Despite the euro-sceptic earthquake, the ‘grand coalition’ between the centre-right and centre-left parties will continue to dominate in the European Parliament, albeit with only slightly more than half of the 751 seats. In other words, any ambitions of loosely allied groups of ‘populist’ MEPs to wreck proceedings appear unlikely to succeed. The chances are even less likely if the EU creates a Parliamentary Assembly of national parliaments in the euro-zone. 

However, this still leaves a large amount of unfinished legislation. Here, the unpredictable national government representations will still have the last say. 

Individual tasks in Brussels include getting parliamentary clearance for the Commission’s overhaul of legislation on occupational pensions, the IORP II Directive.
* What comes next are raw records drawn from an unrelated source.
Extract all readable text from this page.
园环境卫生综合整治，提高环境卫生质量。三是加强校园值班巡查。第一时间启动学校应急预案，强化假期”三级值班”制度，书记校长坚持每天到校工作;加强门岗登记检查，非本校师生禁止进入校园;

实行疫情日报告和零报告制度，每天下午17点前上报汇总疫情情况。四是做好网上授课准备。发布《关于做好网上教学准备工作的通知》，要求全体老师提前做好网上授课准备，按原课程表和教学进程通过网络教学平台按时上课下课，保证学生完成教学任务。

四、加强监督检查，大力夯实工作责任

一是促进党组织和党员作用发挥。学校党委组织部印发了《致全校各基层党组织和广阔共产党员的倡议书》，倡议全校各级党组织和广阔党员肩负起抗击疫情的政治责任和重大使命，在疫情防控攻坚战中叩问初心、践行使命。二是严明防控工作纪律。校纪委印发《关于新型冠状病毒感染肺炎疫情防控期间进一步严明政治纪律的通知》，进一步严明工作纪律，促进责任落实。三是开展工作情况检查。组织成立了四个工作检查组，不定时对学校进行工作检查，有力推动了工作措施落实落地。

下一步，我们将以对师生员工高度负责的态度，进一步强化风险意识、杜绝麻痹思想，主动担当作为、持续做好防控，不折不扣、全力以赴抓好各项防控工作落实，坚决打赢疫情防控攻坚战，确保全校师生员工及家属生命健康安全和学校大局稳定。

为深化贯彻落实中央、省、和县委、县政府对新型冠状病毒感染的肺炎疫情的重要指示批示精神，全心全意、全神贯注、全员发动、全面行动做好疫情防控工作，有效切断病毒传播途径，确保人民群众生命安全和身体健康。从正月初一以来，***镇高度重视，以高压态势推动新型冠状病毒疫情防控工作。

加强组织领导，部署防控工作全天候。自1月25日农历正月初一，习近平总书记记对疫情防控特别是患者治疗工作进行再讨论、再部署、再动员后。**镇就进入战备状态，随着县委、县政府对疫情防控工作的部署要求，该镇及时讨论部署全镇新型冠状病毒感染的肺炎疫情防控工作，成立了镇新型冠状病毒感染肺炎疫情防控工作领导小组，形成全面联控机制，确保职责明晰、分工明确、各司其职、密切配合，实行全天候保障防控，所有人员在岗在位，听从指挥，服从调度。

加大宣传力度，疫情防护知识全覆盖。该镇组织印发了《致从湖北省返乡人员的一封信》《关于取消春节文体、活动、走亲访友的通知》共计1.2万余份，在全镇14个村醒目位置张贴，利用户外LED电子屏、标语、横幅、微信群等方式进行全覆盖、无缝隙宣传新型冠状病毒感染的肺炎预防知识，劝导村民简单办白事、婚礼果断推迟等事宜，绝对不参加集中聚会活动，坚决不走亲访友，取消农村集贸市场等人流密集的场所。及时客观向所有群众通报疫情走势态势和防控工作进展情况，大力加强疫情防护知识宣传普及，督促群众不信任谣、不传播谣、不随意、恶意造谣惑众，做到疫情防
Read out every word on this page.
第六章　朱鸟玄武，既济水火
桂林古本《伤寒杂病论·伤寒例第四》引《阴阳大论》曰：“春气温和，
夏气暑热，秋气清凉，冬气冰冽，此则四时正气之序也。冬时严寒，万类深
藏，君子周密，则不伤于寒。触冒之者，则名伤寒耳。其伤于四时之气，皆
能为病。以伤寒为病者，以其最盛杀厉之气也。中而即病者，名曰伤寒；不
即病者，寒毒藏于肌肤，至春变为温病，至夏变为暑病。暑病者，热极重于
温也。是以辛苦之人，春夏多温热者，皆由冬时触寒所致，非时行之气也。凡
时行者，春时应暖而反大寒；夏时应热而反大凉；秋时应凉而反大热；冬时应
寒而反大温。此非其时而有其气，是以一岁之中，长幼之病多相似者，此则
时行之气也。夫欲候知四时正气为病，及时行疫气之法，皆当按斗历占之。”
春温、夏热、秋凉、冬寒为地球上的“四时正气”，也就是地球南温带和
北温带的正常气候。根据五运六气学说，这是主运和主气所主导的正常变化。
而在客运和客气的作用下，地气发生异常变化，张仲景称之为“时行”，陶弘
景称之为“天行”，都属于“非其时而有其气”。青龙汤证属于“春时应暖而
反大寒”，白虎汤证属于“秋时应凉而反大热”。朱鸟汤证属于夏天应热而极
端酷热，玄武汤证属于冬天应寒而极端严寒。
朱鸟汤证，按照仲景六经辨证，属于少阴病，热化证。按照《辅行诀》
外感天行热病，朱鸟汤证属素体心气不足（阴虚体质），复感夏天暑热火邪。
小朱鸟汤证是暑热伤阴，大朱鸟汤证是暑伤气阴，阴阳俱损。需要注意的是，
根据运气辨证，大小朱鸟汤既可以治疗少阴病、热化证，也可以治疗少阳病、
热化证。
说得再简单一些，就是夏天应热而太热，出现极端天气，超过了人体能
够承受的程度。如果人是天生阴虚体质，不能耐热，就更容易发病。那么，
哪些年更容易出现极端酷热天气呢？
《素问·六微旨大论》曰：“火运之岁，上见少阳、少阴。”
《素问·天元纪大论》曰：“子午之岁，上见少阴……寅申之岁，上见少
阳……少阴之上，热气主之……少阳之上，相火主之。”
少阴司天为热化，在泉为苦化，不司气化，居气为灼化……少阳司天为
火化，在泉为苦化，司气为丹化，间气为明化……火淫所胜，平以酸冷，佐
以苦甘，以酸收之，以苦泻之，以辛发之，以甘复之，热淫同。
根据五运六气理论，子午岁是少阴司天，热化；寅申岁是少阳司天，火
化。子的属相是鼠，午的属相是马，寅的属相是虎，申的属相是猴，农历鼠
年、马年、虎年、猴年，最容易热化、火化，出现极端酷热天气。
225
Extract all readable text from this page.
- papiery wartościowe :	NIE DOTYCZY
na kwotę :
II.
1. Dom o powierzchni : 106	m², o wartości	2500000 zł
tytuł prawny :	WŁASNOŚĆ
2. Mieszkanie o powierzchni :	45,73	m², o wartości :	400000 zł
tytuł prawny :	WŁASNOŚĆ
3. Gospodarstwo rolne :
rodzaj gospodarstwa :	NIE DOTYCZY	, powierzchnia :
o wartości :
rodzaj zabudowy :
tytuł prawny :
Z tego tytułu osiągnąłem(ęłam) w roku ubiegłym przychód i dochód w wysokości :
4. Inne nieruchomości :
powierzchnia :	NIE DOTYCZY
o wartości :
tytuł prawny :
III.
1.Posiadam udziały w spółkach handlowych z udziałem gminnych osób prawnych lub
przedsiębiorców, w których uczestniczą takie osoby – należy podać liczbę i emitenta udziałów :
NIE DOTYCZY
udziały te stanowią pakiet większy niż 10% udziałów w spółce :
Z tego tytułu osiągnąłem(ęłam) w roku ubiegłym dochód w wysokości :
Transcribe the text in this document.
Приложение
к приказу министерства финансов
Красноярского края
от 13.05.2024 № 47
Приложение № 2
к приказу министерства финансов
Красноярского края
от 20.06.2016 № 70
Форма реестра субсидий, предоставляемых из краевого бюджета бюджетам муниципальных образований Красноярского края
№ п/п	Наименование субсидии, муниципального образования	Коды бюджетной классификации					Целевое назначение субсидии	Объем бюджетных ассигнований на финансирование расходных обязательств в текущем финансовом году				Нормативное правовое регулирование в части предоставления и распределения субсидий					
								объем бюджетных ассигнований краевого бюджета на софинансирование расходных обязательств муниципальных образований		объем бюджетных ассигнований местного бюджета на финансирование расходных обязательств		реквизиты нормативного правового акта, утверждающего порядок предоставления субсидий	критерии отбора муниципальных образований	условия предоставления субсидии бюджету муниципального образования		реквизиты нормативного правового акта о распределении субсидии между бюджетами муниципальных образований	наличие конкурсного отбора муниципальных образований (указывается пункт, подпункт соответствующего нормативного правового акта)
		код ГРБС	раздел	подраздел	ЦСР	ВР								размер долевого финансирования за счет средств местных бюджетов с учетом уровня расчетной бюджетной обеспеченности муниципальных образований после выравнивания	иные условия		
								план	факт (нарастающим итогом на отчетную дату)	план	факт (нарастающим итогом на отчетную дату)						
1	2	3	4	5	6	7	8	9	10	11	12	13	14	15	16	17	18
This aims at improving governance and transparency of these funds in Europe, promoting cross-border activity, and promoting long-term investment. 

Josina Kamerling, head of the Brussels office of the CFA Institute says the EU should work together with the European Central Bank to agree on how pension funds should be used to stimulate economic EU growth. 

How will the new Parliament and national government representations react? The Dutch and UK governments have already shown lack of enthusiasm. Matti Leppälä, the chief executive of PensionsEurope, has warned that the legislation could result in increasing costs – “drastically…. in some member states”.  

With solvency issues left out of IORP II, another challenge will be handling the forthcoming holistic balance sheet (HBS) proposals. These are due from the European Insurance and Occupational Pensions Authority (EIOPA) by end-September 2014, with an aim for a proposal by the end of 2015. 

A further challenge will be the issue of cross-border IORPs. Here the issue is the lack of harmonisation of Prudential rules between member states. 

Other unfinished work concerns the nationalisation of Hungarian and Polish private pension funds – the Czech Republic could follow in 2016. The Irish National Pensions Reserve Fund has been used to bail out banks and France is drawing down on its FRR. A Commission insider asks whether the German government, whose influence in Brussels is likely to increase, might want to push for the recalcitrant member states to reform? Or will contagion spread? 

One possibility is a revision to bring all pension-related issues under a single Commission roof. At present, the topic continues to be dealt with by the directorates general for the internal market, for employment and for consumer protection (DG Sanco). 

This would probably leave untouched DG Sanco’s on-going public consultation on retirement products, which mainly concerns the third pillar. This covers the development of industry standards on good practice, including transparency, and advocates EU adoption of a common terminology, to “enhance cross-border comparability of products”. The consultation outcome is not expected until 2015. 

A further item in the Parliament’s in-tray is the Directive on the Portability of Supplementary Pension Rights. This reform was first proposed by the Commission in 2005 and was adopted by European Parliament in April 2014. 

But solvency issues had to be dropped from the package. Optimism on this count can be drawn from the centre-right EPP party. In its recent election manifesto, it writes that it “sees mobility as an absolute right that benefits people, businesses and the economy”. 

A final imponderable concerns shadow banking and money market funds (MMFs). Future tightened rules could be part of a global move to reduce 2008-style systemic risk.